First patients injected with potential COVID-19 vaccine in clinical trial
This week, the first patients in a clinical trial for a potential COVID-19 vaccine were given shots, marking a key step in the global race to find a cure. Kaiser Permanente Washington Research Institute in Seattle developed a COVID-19 vaccine in record time and started administering the shots on Monday.
The first person to receive a dose of the potential vaccine was 43-year-old Jennifer Haller, an operations manager at a small tech company, according to The Associated Press. "We all feel so helpless. This is an amazing opportunity for me to do something," Haller said, adding that her two teenagers "think it's cool" that she's taking part in the study.
Ultimately, 45 volunteers, ages 18 to 55, will get two doses the vaccine over a span of about 6 weeks, according to the U.S. National Institutes of Health (NIH).
The National Institute of Allergy and Infectious Diseases (NIAID), part of the NIH, is funding the trial. The vaccine is called mRNA-1273 and was developed by NIAID, and Moderna, Inc., a Cambridge, Massachusetts-based biotechnology company.
"Finding a safe and effective vaccine to prevent infection with SARS-CoV-2 is an urgent public health priority," NIAID Director Anthony Fauci said. "This Phase 1 study, launched in record speed, is an important first step toward achieving that goal."
Other potential COVID-19 vaccines are being developed around the world, including at the Walter Reed Army Institute of Research. On Monday's "CBS Evening News," David Martin spoke to doctors there to learn more about the potential cures.
Dr. Kayvon Modjarrad, a director at the Walter Reed Army Institute of Research, is testing a potential vaccine that would block the virus from attaching to a person's lung. "If it can't get into your lung cells, it can't cause the disease," Modjarrad said.

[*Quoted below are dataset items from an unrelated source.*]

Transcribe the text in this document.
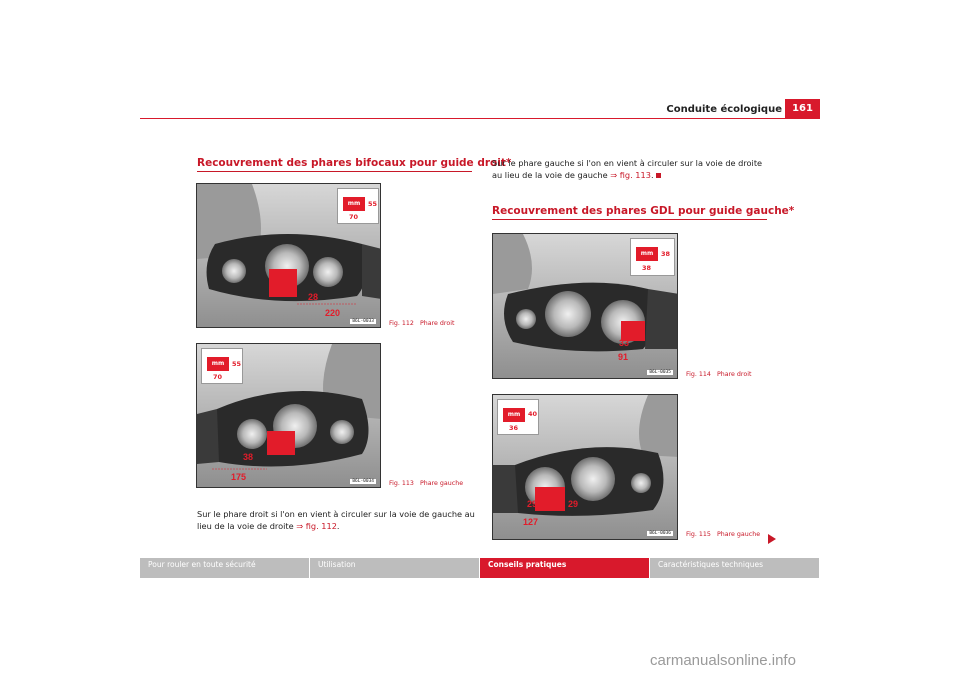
Conduite écologique	161
Recouvrement des phares bifocaux pour guide droit*
28
220
mm	55
70
B6L-0033	Fig. 112 Phare droit
38
175
mm	55
70
B6L-0034	Fig. 113 Phare gauche
Sur le phare droit si l'on en vient à circuler sur la voie de gauche au lieu de la voie de droite ⇒ fig. 112.
Sur le phare gauche si l'on en vient à circuler sur la voie de droite au lieu de la voie de gauche ⇒ fig. 113.
Recouvrement des phares GDL pour guide gauche*
33
91
mm	38
38
B6L-0035	Fig. 114 Phare droit
29	29
127
mm	40
36
B6L-0036	Fig. 115 Phare gauche
Pour rouler en toute sécurité	Utilisation	Conseils pratiques	Caractéristiques techniques
carmanualsonline.info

Still, the race for the coronavirus vaccine could take 12 to 18 months to run, Martin reports. So, Lieutenant Colonel Mara Kreishman-Deitrick is working on a drug that people who already have the disease can take.
"What we're aiming to develop here is an antiviral treatment that will kill the virus and actually cure them of the disease so they don't further spread it to the rest of the community," she told Martin.
Kreishman-Deitrick says an existing drug used against Ebola may work against the novel coronavirus as well. "It's ready for a clinical trial in humans and once those clinical trials show that it's affected then it will be available for wider use in humans," she said. It hasn't yet been proved effective but could be used as an emergency treatment.
COVID-19, the disease caused by the coronavirus, has killed at more than 90 people in the United States, according to Johns Hopkins Coronavirus Resource Center. Globally, the death toll is over 7,500, with the most aggressive outbreaks still spreading in Europe and Iran.
Dr. Caitlin Rivers, a senior scholar at the Johns Hopkins Center for Health Security, said Tuesday in a live webcast about the coronavirus pandemic that "in some respects we are just getting started in the United States."